We cannot let this administration unwind our nation’s environmental progress, the head of the Union of Concerned Scientists tells a Tufts audience

long line of cars with exhaust spewing out

Ken Kimmell, president of the Union of Concerned Scientists (UCS), said “dark clouds” threatening the future of the planet come down to four words: “climate change” and “Donald Trump.”

“We face the biggest threat to our enlightened democracy that we have ever faced in our country, certainly in my lifetime,” said Kimmell, A19P, speaking to a full house at Tufts on March 9 about “Climate Strategy During the Trump Years.” It was the 150th lecture of the Environmental Studies Lunch and Learn program.

President Trump could undo, with the stroke of a pen, climate objectives and progress to combat global warming made under former President Barack Obama, he said.

Trump has proposed to roll back fuel economy regulations that reduce the nation’s greenhouse gas emissions and advocated for a 20 percent budget cut at the Environmental Protection Agency (EPA). Budget reductions could also have a big impact on the National Oceanic and Atmospheric Administration, the Department of Energy, and the Department of Agriculture, agencies that generate the basic science that drives environmental policy, which in turn informs how citizens and communities can prepare for climate change, said Kimmell, the former commissioner of the Massachusetts Department of Environmental Protection. “They could be crippled by budget cuts.”

Ken KimmellKen Kimmell
At the same time, scientific evidence has little influence in the current administration, Kimmell said. Trump has said climate change isn’t real, and EPA head Scott Pruitt has expressed ambivalence. (In a CNBC interview the morning of Kimmell’s talk, Pruitt said he did not believe human activity is contributing to global warming. The UCS fired back with “three fundamental facts” about why he is “dead wrong.”)

Other factors that could endanger environmental progress, Kimmell said, are a Congress “uniquely captive to special interests,” and a “very confused citizenry” that no longer trusts any institution, be it media, government or universities.
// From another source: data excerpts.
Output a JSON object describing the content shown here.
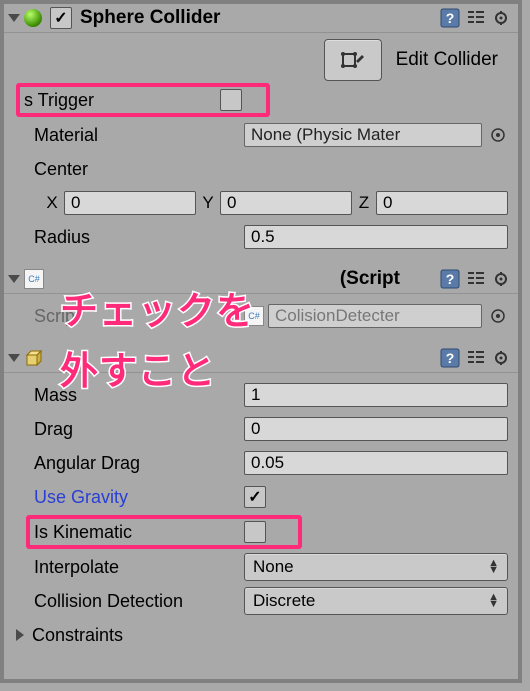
{
  "sphere": {
    "title": "Sphere Collider",
    "editBtn": "Edit Collider",
    "isTriggerLabel": "s Trigger",
    "isTriggerChecked": false,
    "materialLabel": "Material",
    "materialValue": "None (Physic Mater",
    "centerLabel": "Center",
    "x": "0",
    "y": "0",
    "z": "0",
    "radiusLabel": "Radius",
    "radius": "0.5"
  },
  "scriptComp": {
    "titleSuffix": "(Script",
    "scriptLabel": "Script",
    "scriptValue": "ColisionDetecter"
  },
  "rigidbody": {
    "massLabel": "Mass",
    "mass": "1",
    "dragLabel": "Drag",
    "drag": "0",
    "angularDragLabel": "Angular Drag",
    "angularDrag": "0.05",
    "useGravityLabel": "Use Gravity",
    "useGravity": true,
    "isKinematicLabel": "Is Kinematic",
    "isKinematic": false,
    "interpolateLabel": "Interpolate",
    "interpolate": "None",
    "collisionLabel": "Collision Detection",
    "collision": "Discrete",
    "constraintsLabel": "Constraints"
  },
  "axis": {
    "x": "X",
    "y": "Y",
    "z": "Z"
  },
  "annotation": {
    "line1": "チェックを",
    "line2": "外すこと"
  }
}
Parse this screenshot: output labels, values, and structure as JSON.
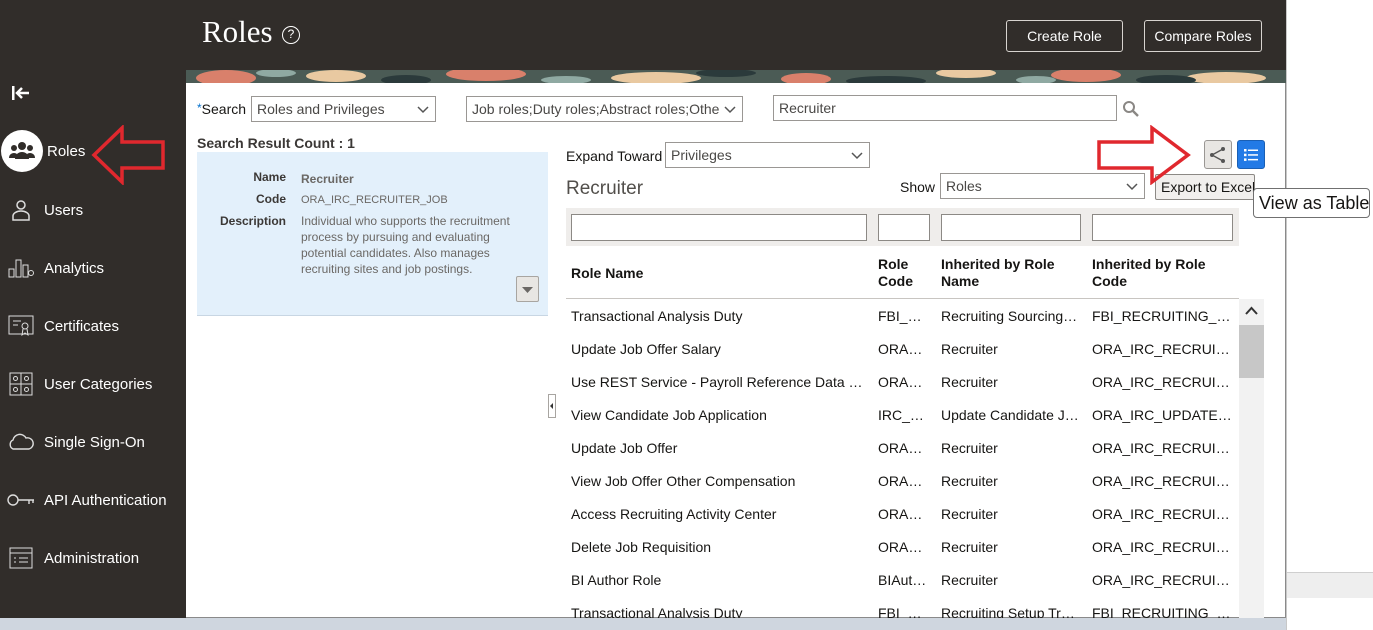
{
  "header": {
    "title": "Roles",
    "create_role": "Create Role",
    "compare_roles": "Compare Roles"
  },
  "sidebar": {
    "items": [
      {
        "label": "Roles",
        "icon": "roles-icon",
        "active": true
      },
      {
        "label": "Users",
        "icon": "user-icon"
      },
      {
        "label": "Analytics",
        "icon": "analytics-icon"
      },
      {
        "label": "Certificates",
        "icon": "certificate-icon"
      },
      {
        "label": "User Categories",
        "icon": "user-categories-icon"
      },
      {
        "label": "Single Sign-On",
        "icon": "cloud-icon"
      },
      {
        "label": "API Authentication",
        "icon": "key-icon"
      },
      {
        "label": "Administration",
        "icon": "administration-icon"
      }
    ]
  },
  "search": {
    "required_mark": "*",
    "label": "Search",
    "type_value": "Roles and Privileges",
    "role_types_value": "Job roles;Duty roles;Abstract roles;Othe",
    "query_value": "Recruiter"
  },
  "results": {
    "count_label": "Search Result Count : 1",
    "name_label": "Name",
    "name_value": "Recruiter",
    "code_label": "Code",
    "code_value": "ORA_IRC_RECRUITER_JOB",
    "description_label": "Description",
    "description_value": "Individual who supports the recruitment process by pursuing and evaluating potential candidates. Also manages recruiting sites and job postings."
  },
  "detail": {
    "expand_label": "Expand Toward",
    "expand_value": "Privileges",
    "role_heading": "Recruiter",
    "show_label": "Show",
    "show_value": "Roles",
    "export_label": "Export to Excel",
    "tooltip": "View as Table"
  },
  "table": {
    "columns": [
      "Role Name",
      "Role Code",
      "Inherited by Role Name",
      "Inherited by Role Code"
    ],
    "rows": [
      [
        "Transactional Analysis Duty",
        "FBI_T…",
        "Recruiting Sourcing…",
        "FBI_RECRUITING_…"
      ],
      [
        "Update Job Offer Salary",
        "ORA_…",
        "Recruiter",
        "ORA_IRC_RECRUI…"
      ],
      [
        "Use REST Service - Payroll Reference Data …",
        "ORA_…",
        "Recruiter",
        "ORA_IRC_RECRUI…"
      ],
      [
        "View Candidate Job Application",
        "IRC_…",
        "Update Candidate J…",
        "ORA_IRC_UPDATE…"
      ],
      [
        "Update Job Offer",
        "ORA_…",
        "Recruiter",
        "ORA_IRC_RECRUI…"
      ],
      [
        "View Job Offer Other Compensation",
        "ORA_…",
        "Recruiter",
        "ORA_IRC_RECRUI…"
      ],
      [
        "Access Recruiting Activity Center",
        "ORA_…",
        "Recruiter",
        "ORA_IRC_RECRUI…"
      ],
      [
        "Delete Job Requisition",
        "ORA_…",
        "Recruiter",
        "ORA_IRC_RECRUI…"
      ],
      [
        "BI Author Role",
        "BIAut…",
        "Recruiter",
        "ORA_IRC_RECRUI…"
      ],
      [
        "Transactional Analysis Duty",
        "FBI_T…",
        "Recruiting Setup Tr…",
        "FBI_RECRUITING_…"
      ]
    ]
  },
  "colors": {
    "sidebar_bg": "#312d2a",
    "accent_blue": "#227ae6",
    "annotation_red": "#e0282e",
    "selected_card_bg": "#e3f0fb"
  }
}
Trump’s strategy, he said, is to transfer power away from federal agencies, which are “armed with experts and scientists that are making policy based on the facts,” to Congress. Each issue would become a “political football” linked to vested interests.

Kimmell lauded the Paris Agreement on Climate Change as the single most important international effort to address climate change; the United States was among 197 countries that pledged to make long-term efforts to hold temperature increases in check.

Will Trump pull out of the agreement? “I don’t have answers to that,” said Kimmell. But, he added, Trump and Pruitt “are busy working to repeal the policies that we need to rely upon to keep our Paris pledge.”

Kimmell said his biggest area of concern is the potential for changes in regulations for carbon emissions from power plants and fuel economy standards for cars—the two largest sources of greenhouse gases in the United States. Existing regulations governing those “alone will reduce our carbon footprint by billions of tons.”

Amid these mounting worries, Kimmell said, “silver linings” can be found in the growing strength of a resistance community, now mobilizing “with lightning speed” to counter alternative facts with real data and protest government censorship of research and budget cuts. Action items include blocking regulatory rollbacks and “focusing like a laser beam” on damaging bills before the Senate.

“I have never seen the scientist community so alarmed, but also energized,” he said. “We are protecting government scientists who are facing abuse and suppression of their work. And most of all, we are exposing those types of tactics, because we know in government that sunlight is the best disinfectant.”

The fact is this: Just as the renewable energy industry for solar and wind is gaining traction, energy use in the United States has dropped since 2007, while the economy has grown considerably. “We have decoupled economic growth from energy use,” he said. “We’re having a much more energy-efficient nation.”

“We’re also going to march,” he told the Tufts audience. UCS is co-sponsoring the March for Science on April 22 in Washington, D.C., and the People’s Climate March on April 29. “I can’t emphasize enough how important these marches are,” he said. “This is the real opportunity we have as a country to get out and resist.”